Работа не из легких, и порой совсем неприятна, но это и есть медицина, и это не простая училищная теория, а колоссальная практика, — значит, рост, к окончанию учебы она уже медсестра, и теперь не только на работе, а даже дома покоя нет — тому капельницу поставить, там укол, и даже как к врачу к ней обращаются, и это тоже уже по новым временам, как и многое остальное, — ведь медицина тоже разваливается. Те, кто устраивал революцию, захватил власть, утверждают — нечего болеть, нация должна состоять из здоровых людей, а если Бог не дал здоровья, значит так предписано Им — Слава Аллаху! И вообще, не только враги, но и всякий образованный люд — не в почете! А в почете и у власти — те, кто, вроде бы, храбрее, мужественнее, патриотичней. И может, кто-то и удивился, даже не понял, только не Роза, когда узнала, что ее сосед Гута Туаев теперь большой начальник, на новый манер рыжую бородку отрастил, частенько по телевизору пламенные речи ведет, будто политик, а главное, у него обнаружился новый дар — градостроительный, и он отныне отвечает за все строительство и жилищнокоммунальную сферу столицы республики. И не видит Роза более бывшего мужа за рулем, у него персональный водитель и несколько охранников с автоматами. Туаевы вновь на коне, почти что пол квартала выкупили, и если Грозный на глазах буквально хиреет, то на участках Туаевых действительно градостроительный бум. И вроде бы Розе не до Туаевых, но проходя ежедневно мимо их грандиозных строек, где даже работают в основном приезжие — якобы лучшие специалисты, у нее настроение надолго портится. И она внушает себе, что это не от того, что ее судьбу обломили, а хуже — что ситуация в городе более чем плачевная, а уж что творится в больницах, и словами не передать — никакого бюджетного финансирования, зарплату давно не платят, лучшие специалисты бегут, а те, что остались, вынуждены от пациентов деньги брать, а у кого их нет — те в коридорах стонут. В общем, небольшая когорта, воспользовавшись переворотом, всякими способами дорвалась до власти, окружила себя многочисленной охраной и теперь жирует, чуть ли не замки строит, в то время, как народ бедствует. Как утверждают лидеры — все это «ничего, революция требует жертв, надо терпеть, зато треть, оставшаяся в живых, будет жить в настоящем раю».

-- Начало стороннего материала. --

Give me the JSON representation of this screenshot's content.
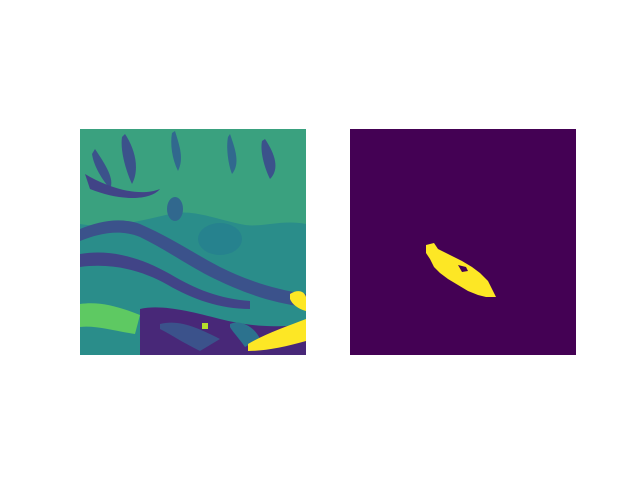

Однако кто сколько жить будет, не лидеры решают. Вот и бывший свекор Розы; теперь очень уважаемый, вальяжный человек, отец самого Гуты, вдруг тяжело заболел, возили его на лечение в Москву, привезли, а лечение продолжать надо, в округе, кроме Розы, капельницу поставить некому. У Розы, все твердят, рука легкая, вот и обратились к ней вынужденно, ласкаясь, и хорошо еще, что сходу деньгами не стали прельщать.

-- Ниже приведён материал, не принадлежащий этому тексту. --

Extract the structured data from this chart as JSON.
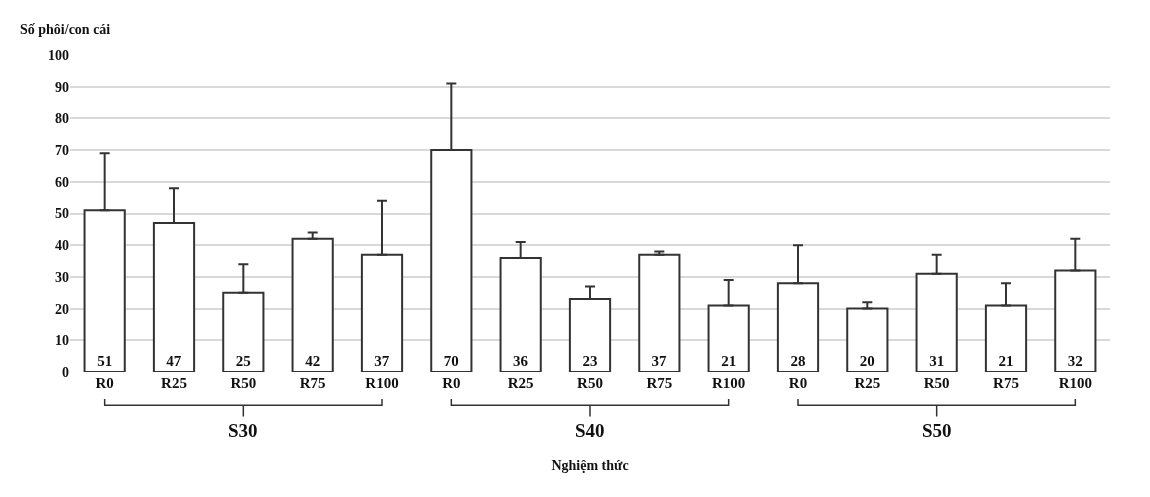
{
  "chart_data": {
    "type": "bar",
    "ylabel": "Số phôi/con cái",
    "xlabel": "Nghiệm thức",
    "categories": [
      "R0",
      "R25",
      "R50",
      "R75",
      "R100",
      "R0",
      "R25",
      "R50",
      "R75",
      "R100",
      "R0",
      "R25",
      "R50",
      "R75",
      "R100"
    ],
    "values": [
      51,
      47,
      25,
      42,
      37,
      70,
      36,
      23,
      37,
      21,
      28,
      20,
      31,
      21,
      32
    ],
    "errors": [
      [
        51,
        69
      ],
      [
        47,
        58
      ],
      [
        25,
        34
      ],
      [
        42,
        44
      ],
      [
        37,
        54
      ],
      [
        70,
        91
      ],
      [
        36,
        41
      ],
      [
        23,
        27
      ],
      [
        37,
        38
      ],
      [
        21,
        29
      ],
      [
        28,
        40
      ],
      [
        20,
        22
      ],
      [
        31,
        37
      ],
      [
        21,
        28
      ],
      [
        32,
        42
      ]
    ],
    "color": "#ffffff",
    "data_labels": true,
    "ylim": [
      0,
      100
    ],
    "yticks": [
      0,
      10,
      20,
      30,
      40,
      50,
      60,
      70,
      80,
      90,
      100
    ],
    "grid": "y",
    "annotations": [
      "S30",
      "S40",
      "S50"
    ]
  }
}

По правде, не долго думала Роза, ведь она медработник. Целый месяц через день она по часу пребывала в доме бывшего мужа, старика выходила, и хорошо, что ей денег не предложили, зато чуть позже узнала, что бывшая свекровь ее матери очень дорогой подарок сделала. То-то и в доме Розы, и по соседству заговорили о восстановлении семьи. Но эти разговоры сам Гута на корню обрубил, на совсем юной девчонке женился, много дней гуляют, гостей не пересчитать, раз на улице столько дорогих импортных машин было, что прохода нет, и целую неделю, денно и нощно, из всех видов оружия палят, спать в округе не дают, и, может быть, еще бы кутили, да кто-то кого-то вроде бы случайно подстрелил — праздник перерос в скандал. Говорят, у Туаевых возникли проблемы, старики туда-сюда стали ездить, в общем, в конце концов, видимо, договорились; наверное, просто откупились. И может, от самих Туаевых по соседству слух: «неблагодатная невеста, заботы в дом принесла», — будто невеста кутила и стреляла.

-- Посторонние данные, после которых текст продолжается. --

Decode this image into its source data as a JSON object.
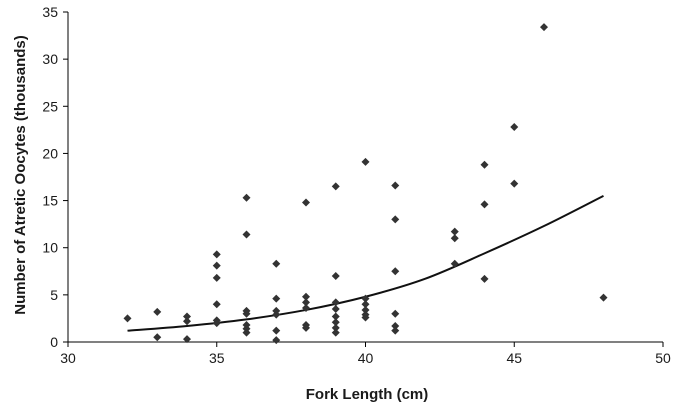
{
  "chart_data": {
    "type": "scatter",
    "title": "",
    "xlabel": "Fork Length (cm)",
    "ylabel": "Number of Atretic Oocytes (thousands)",
    "xlim": [
      30,
      50
    ],
    "ylim": [
      0,
      35
    ],
    "xticks": [
      "30",
      "35",
      "40",
      "45",
      "50"
    ],
    "yticks": [
      "0",
      "5",
      "10",
      "15",
      "20",
      "25",
      "30",
      "35"
    ],
    "grid": false,
    "legend": "none",
    "marker_color": "#333333",
    "series": [
      {
        "type": "scatter",
        "points": [
          {
            "x": 32,
            "y": 2.5
          },
          {
            "x": 33,
            "y": 3.2
          },
          {
            "x": 33,
            "y": 0.5
          },
          {
            "x": 34,
            "y": 2.7
          },
          {
            "x": 34,
            "y": 2.2
          },
          {
            "x": 34,
            "y": 0.3
          },
          {
            "x": 35,
            "y": 9.3
          },
          {
            "x": 35,
            "y": 8.1
          },
          {
            "x": 35,
            "y": 6.8
          },
          {
            "x": 35,
            "y": 4.0
          },
          {
            "x": 35,
            "y": 2.3
          },
          {
            "x": 35,
            "y": 2.0
          },
          {
            "x": 36,
            "y": 15.3
          },
          {
            "x": 36,
            "y": 11.4
          },
          {
            "x": 36,
            "y": 3.3
          },
          {
            "x": 36,
            "y": 3.0
          },
          {
            "x": 36,
            "y": 1.8
          },
          {
            "x": 36,
            "y": 1.4
          },
          {
            "x": 36,
            "y": 1.0
          },
          {
            "x": 37,
            "y": 8.3
          },
          {
            "x": 37,
            "y": 4.6
          },
          {
            "x": 37,
            "y": 3.3
          },
          {
            "x": 37,
            "y": 2.9
          },
          {
            "x": 37,
            "y": 1.2
          },
          {
            "x": 37,
            "y": 0.2
          },
          {
            "x": 38,
            "y": 14.8
          },
          {
            "x": 38,
            "y": 4.8
          },
          {
            "x": 38,
            "y": 4.2
          },
          {
            "x": 38,
            "y": 3.6
          },
          {
            "x": 38,
            "y": 1.8
          },
          {
            "x": 38,
            "y": 1.5
          },
          {
            "x": 39,
            "y": 16.5
          },
          {
            "x": 39,
            "y": 7.0
          },
          {
            "x": 39,
            "y": 4.2
          },
          {
            "x": 39,
            "y": 3.5
          },
          {
            "x": 39,
            "y": 2.7
          },
          {
            "x": 39,
            "y": 2.1
          },
          {
            "x": 39,
            "y": 1.5
          },
          {
            "x": 39,
            "y": 1.0
          },
          {
            "x": 40,
            "y": 19.1
          },
          {
            "x": 40,
            "y": 4.6
          },
          {
            "x": 40,
            "y": 4.0
          },
          {
            "x": 40,
            "y": 3.4
          },
          {
            "x": 40,
            "y": 2.9
          },
          {
            "x": 40,
            "y": 2.6
          },
          {
            "x": 41,
            "y": 16.6
          },
          {
            "x": 41,
            "y": 13.0
          },
          {
            "x": 41,
            "y": 7.5
          },
          {
            "x": 41,
            "y": 3.0
          },
          {
            "x": 41,
            "y": 1.7
          },
          {
            "x": 41,
            "y": 1.2
          },
          {
            "x": 43,
            "y": 11.7
          },
          {
            "x": 43,
            "y": 11.0
          },
          {
            "x": 43,
            "y": 8.3
          },
          {
            "x": 44,
            "y": 18.8
          },
          {
            "x": 44,
            "y": 14.6
          },
          {
            "x": 44,
            "y": 6.7
          },
          {
            "x": 45,
            "y": 22.8
          },
          {
            "x": 45,
            "y": 16.8
          },
          {
            "x": 46,
            "y": 33.4
          },
          {
            "x": 48,
            "y": 4.7
          }
        ]
      },
      {
        "type": "line",
        "points": [
          {
            "x": 32,
            "y": 1.2
          },
          {
            "x": 34,
            "y": 1.7
          },
          {
            "x": 36,
            "y": 2.4
          },
          {
            "x": 38,
            "y": 3.4
          },
          {
            "x": 40,
            "y": 4.8
          },
          {
            "x": 42,
            "y": 6.7
          },
          {
            "x": 44,
            "y": 9.4
          },
          {
            "x": 46,
            "y": 12.3
          },
          {
            "x": 48,
            "y": 15.5
          }
        ]
      }
    ]
  }
}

А наша Роза, внешне хоть и безразличие выказывает, в глубине души обиду не может заглушить, и не то что ревнует, что-то к Гуте питает, нет; просто что же получается: мужчины хотят — женятся, захотят — разводятся, и никакой ответственности перед женой и ни перед кем нет, младших братьев прислали, чтобы те что-то промямлили — и все дела. И плевать на судьбу женщины, на ее жизнь, на ее горе. А вот у других народов — все иначе: развод — дело не простое, и мужчина при распаде семьи страдает не меньше, особенно в материальном отношении. Может, поэтому иначе живут.
Словом, печаль на душе Розы. Не молодая, понимает — далеко не красавица, чуть ли не сутками горбатится, еле-еле одну себя обеспечить может, а впереди никакого просвета; безрадостная, бесперспективная, а главное — бездетная жизнь, одиночество. И чтобы как-то забыться, она все больше и больше пропадает на работе, где тоже все хуже и хуже, и теперь больные не только со своими лекарствами, но себе белье принести должны. А больных много — жизнь такая! И, устав от этих стонов, крови, слез и мольбы, она бежит домой, и надо же, почему эти Туаевы по соседству оказались? И не то чтобы они мешали, очень хочется ей новую жену Гуты увидеть, и, как в кино, интересно ей, сможет ли другая там ужиться; что не смогла она, получится ли у той — семью создать.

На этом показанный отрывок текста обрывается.